On 19 November 2021, Sukhothai Thammathirat Open University (STOU) held a Loy Kratong Festival at the main Campus in Nonthaburi to preserve Thai traditional culture and traditions.
STOU held its 14th Loy Kratong Festival where Prof. Dr. Wichit Srisa-an, Chairman of the University Council, and the university’s executives joined to promote the preservation of Thai traditional culture among STOU members and the community. To ensure the utmost safety and memorable experience for the participants, this year Loy Kratong Festival was organized under the ‘new normal’ measures.
It is believed that Loy Kratong originated in Sukhothai, an ancient capital city of Siam. It is celebrated on the full moon in the 12th month of the Thai lunar calendar, usually falls in mid-November. It’s a day to give gratitude and ask for forgiveness to the water goddess, Phra Mae Khongkha, by floating (loy in Thai) their Kratong into the rivers, lakes or ponds. Many people believe that floating Kratong is a symbolic way to brush off bad luck and let go of negative vibes. Some lovers also float their Kratong together, believing that if their Kratong keep floating side by side, they too will remain as a couple forever.

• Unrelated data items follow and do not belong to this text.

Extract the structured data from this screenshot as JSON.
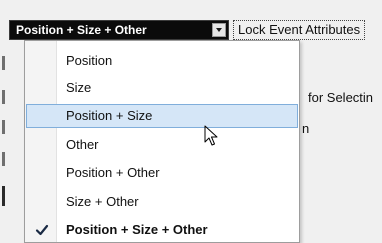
{
  "toolbar": {
    "dropdown_value": "Position + Size + Other",
    "lock_label": "Lock Event Attributes"
  },
  "background": {
    "text_selecting": "for Selectin",
    "text_n": "n"
  },
  "menu": {
    "items": [
      {
        "label": "Position",
        "state": "normal"
      },
      {
        "label": "Size",
        "state": "normal"
      },
      {
        "label": "Position + Size",
        "state": "hovered"
      },
      {
        "label": "Other",
        "state": "normal"
      },
      {
        "label": "Position + Other",
        "state": "normal"
      },
      {
        "label": "Size + Other",
        "state": "normal"
      },
      {
        "label": "Position + Size + Other",
        "state": "checked"
      }
    ]
  },
  "icons": {
    "dropdown_arrow": "chevron-down-icon",
    "check": "checkmark-icon",
    "cursor": "mouse-pointer-icon"
  },
  "colors": {
    "highlight_bg": "#d5e6f7",
    "highlight_border": "#80aedb",
    "dropdown_bg": "#0b0b0b"
  }
}
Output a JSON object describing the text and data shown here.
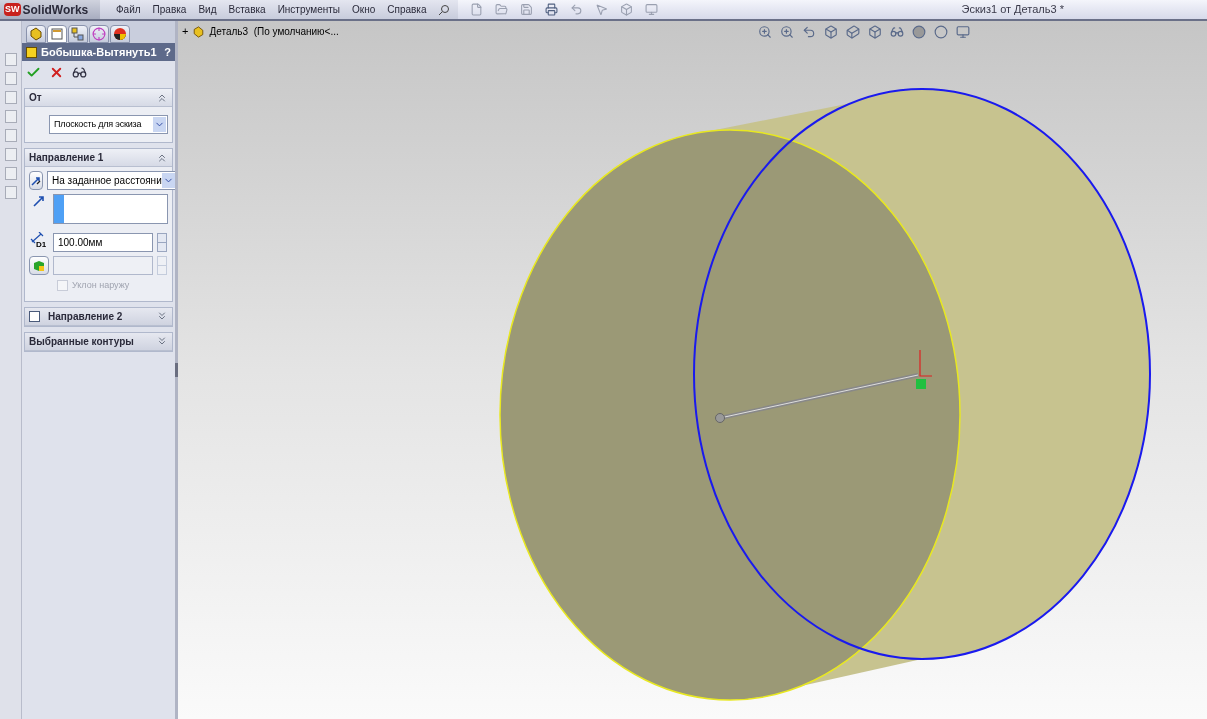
{
  "app": {
    "logo_badge": "SW",
    "logo_text": "SolidWorks"
  },
  "menu": [
    "Файл",
    "Правка",
    "Вид",
    "Вставка",
    "Инструменты",
    "Окно",
    "Справка"
  ],
  "window": {
    "title": "Эскиз1 от Деталь3 *"
  },
  "panel_tabs": [
    {
      "kind": "tree",
      "selected": false
    },
    {
      "kind": "property",
      "selected": true
    },
    {
      "kind": "config",
      "selected": false
    },
    {
      "kind": "dim",
      "selected": false
    },
    {
      "kind": "display",
      "selected": false
    }
  ],
  "feature": {
    "title": "Бобышка-Вытянуть1",
    "help": "?"
  },
  "sections": [
    {
      "kind": "from",
      "title": "От",
      "expanded": true,
      "value": "Плоскость для эскиза"
    },
    {
      "kind": "direction",
      "title": "Направление 1",
      "expanded": true,
      "end_condition": "На заданное расстояни",
      "depth": "100.00мм",
      "depth_symbol": "D1",
      "draft": {
        "label": "Уклон наружу",
        "checked": false,
        "disabled": true
      }
    },
    {
      "kind": "optional",
      "title": "Направление 2",
      "expanded": false,
      "checked": false
    },
    {
      "kind": "plain",
      "title": "Выбранные контуры",
      "expanded": false
    }
  ],
  "tree": {
    "expander": "+",
    "label": "Деталь3  (По умолчанию<..."
  }
}
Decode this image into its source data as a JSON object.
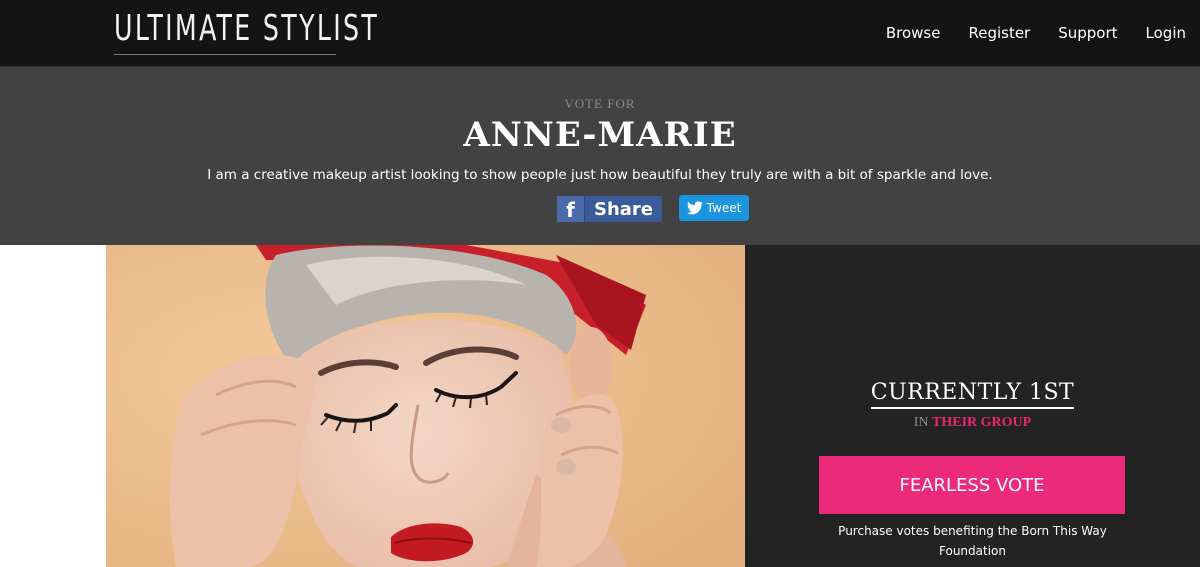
{
  "header": {
    "logo": "ULTIMATE STYLIST",
    "nav": [
      "Browse",
      "Register",
      "Support",
      "Login"
    ]
  },
  "hero": {
    "vote_for": "VOTE FOR",
    "name": "ANNE-MARIE",
    "bio": "I am a creative makeup artist looking to show people just how beautiful they truly are with a bit of sparkle and love.",
    "share_label": "Share",
    "fb_icon_glyph": "f",
    "tweet_label": "Tweet"
  },
  "photo": {
    "icon": "contestant-photo"
  },
  "panel": {
    "rank": "CURRENTLY 1ST",
    "group_prefix": "IN",
    "group_label": "THEIR GROUP",
    "vote_button": "FEARLESS VOTE",
    "purchase_text": "Purchase votes benefiting the Born This Way Foundation"
  },
  "colors": {
    "accent_pink": "#ec2a7a",
    "facebook_blue": "#3b5a9a",
    "twitter_blue": "#1b95e0",
    "topbar": "#141414",
    "hero_band": "#424242",
    "panel": "#232323"
  }
}
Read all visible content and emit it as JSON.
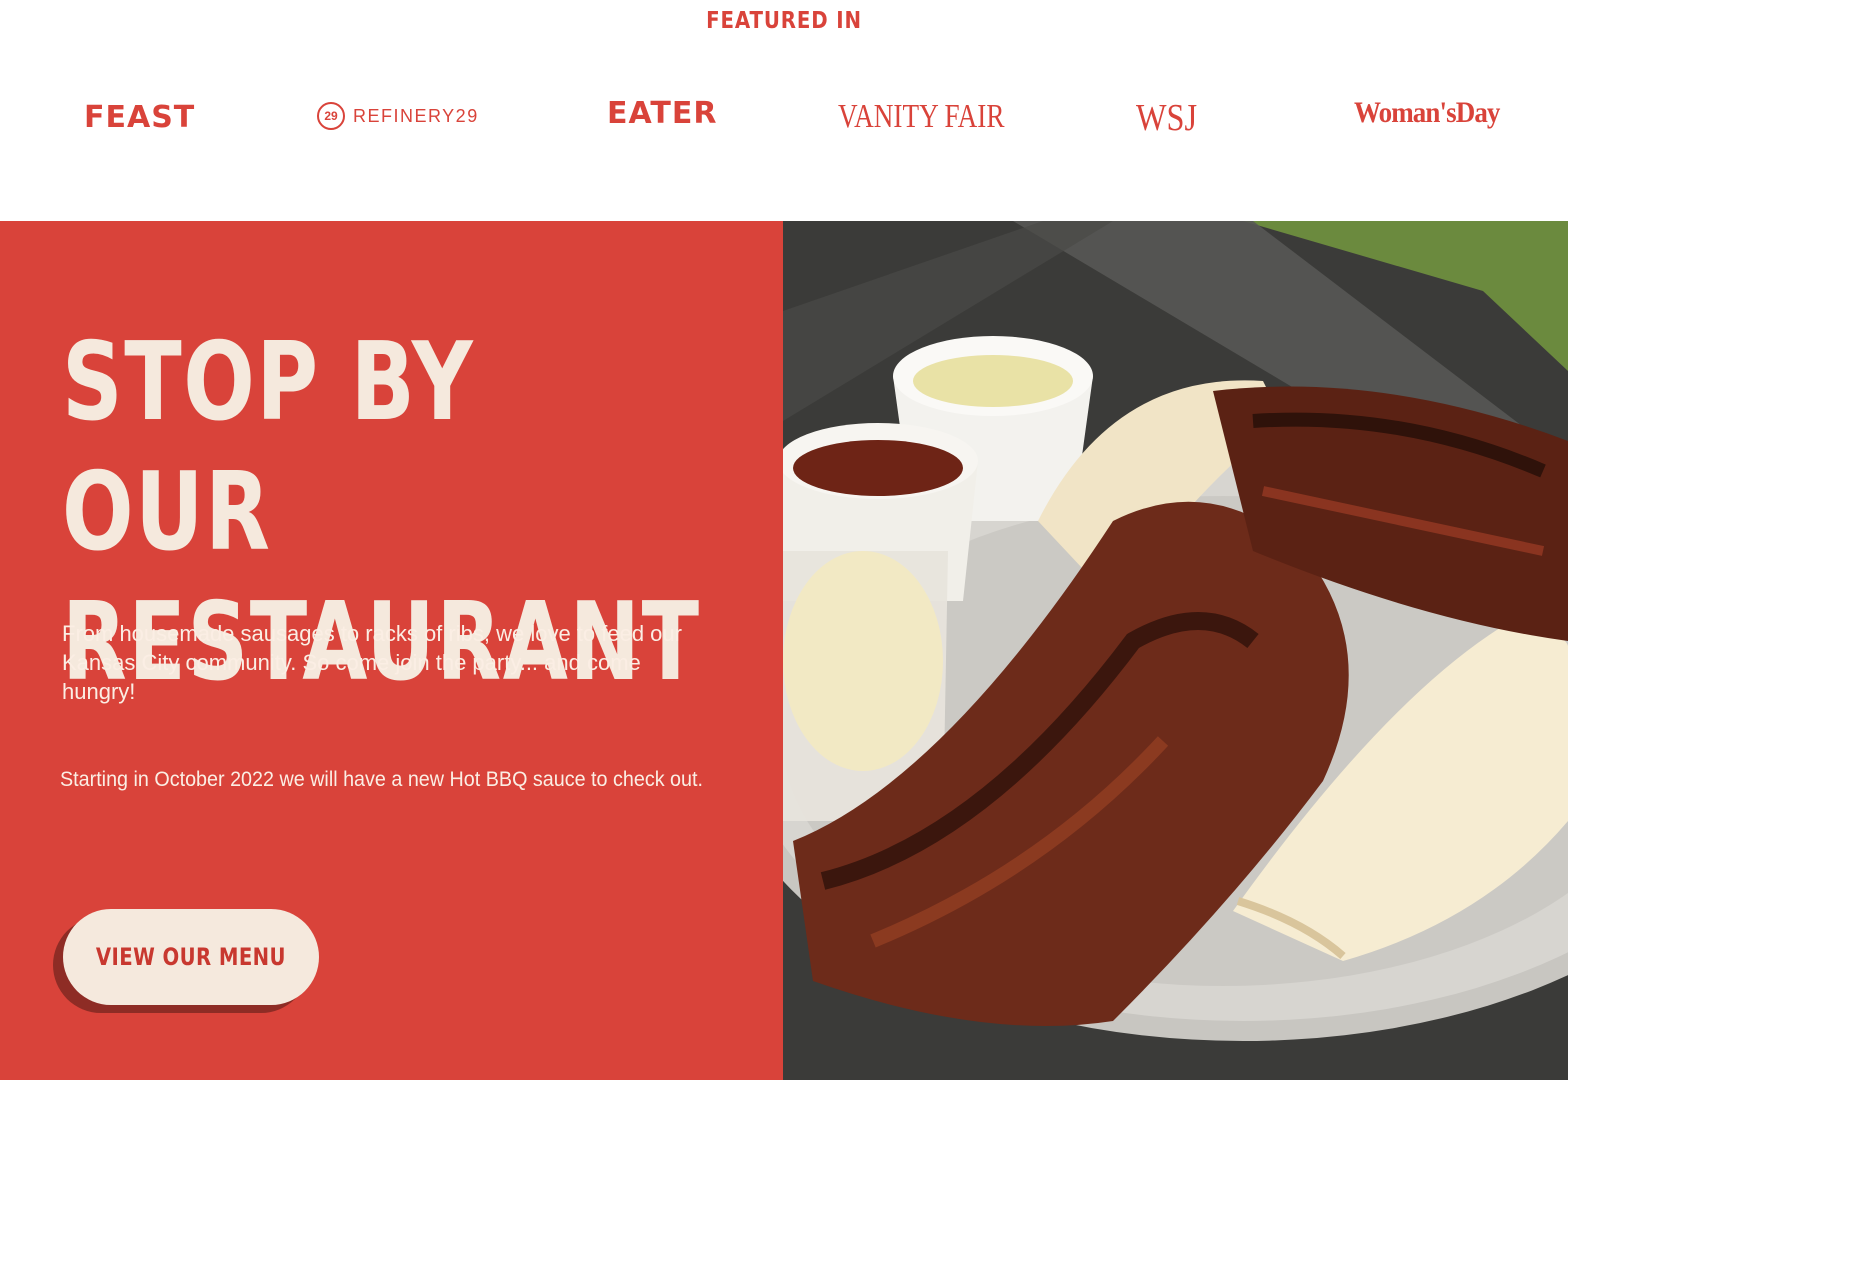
{
  "featured": {
    "title": "FEATURED IN",
    "logos": {
      "feast": "FEAST",
      "refinery29_mark": "29",
      "refinery29": "REFINERY29",
      "eater": "EATER",
      "vanity_fair": "VANITY FAIR",
      "wsj": "WSJ",
      "womans_day": "Woman'sDay"
    }
  },
  "hero": {
    "title_line1": "STOP BY OUR",
    "title_line2": "RESTAURANT",
    "body": "From housemade sausages to racks of ribs, we love to feed our Kansas City community. So come join the party... and come hungry!",
    "note": "Starting in October 2022 we will have a new Hot BBQ sauce to check out.",
    "button_label": "VIEW OUR MENU"
  },
  "colors": {
    "brand_red": "#d9433a",
    "cream": "#f5e9dd",
    "button_shadow": "#8e2c25"
  }
}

Kratong is usually made from banana trunks decorated with banana leaves, flowers and candles. However, Thais have been aware of water pollution concerns caused by Kratong. Kratong these days are made more from environment-friendly materials. STOU members, too, have paid attention to the water problems. Many participants used Kratong made from biodegradable materials such as ice and fish food. After the festival, the remaining Kratongs were properly removed from the waterways. STOU has made sure to maintain the traditional culture of Thailand, while remembering the original purpose of ‘Loy Kratong’ festival, to give gratitude to Phra Mae Khongkha.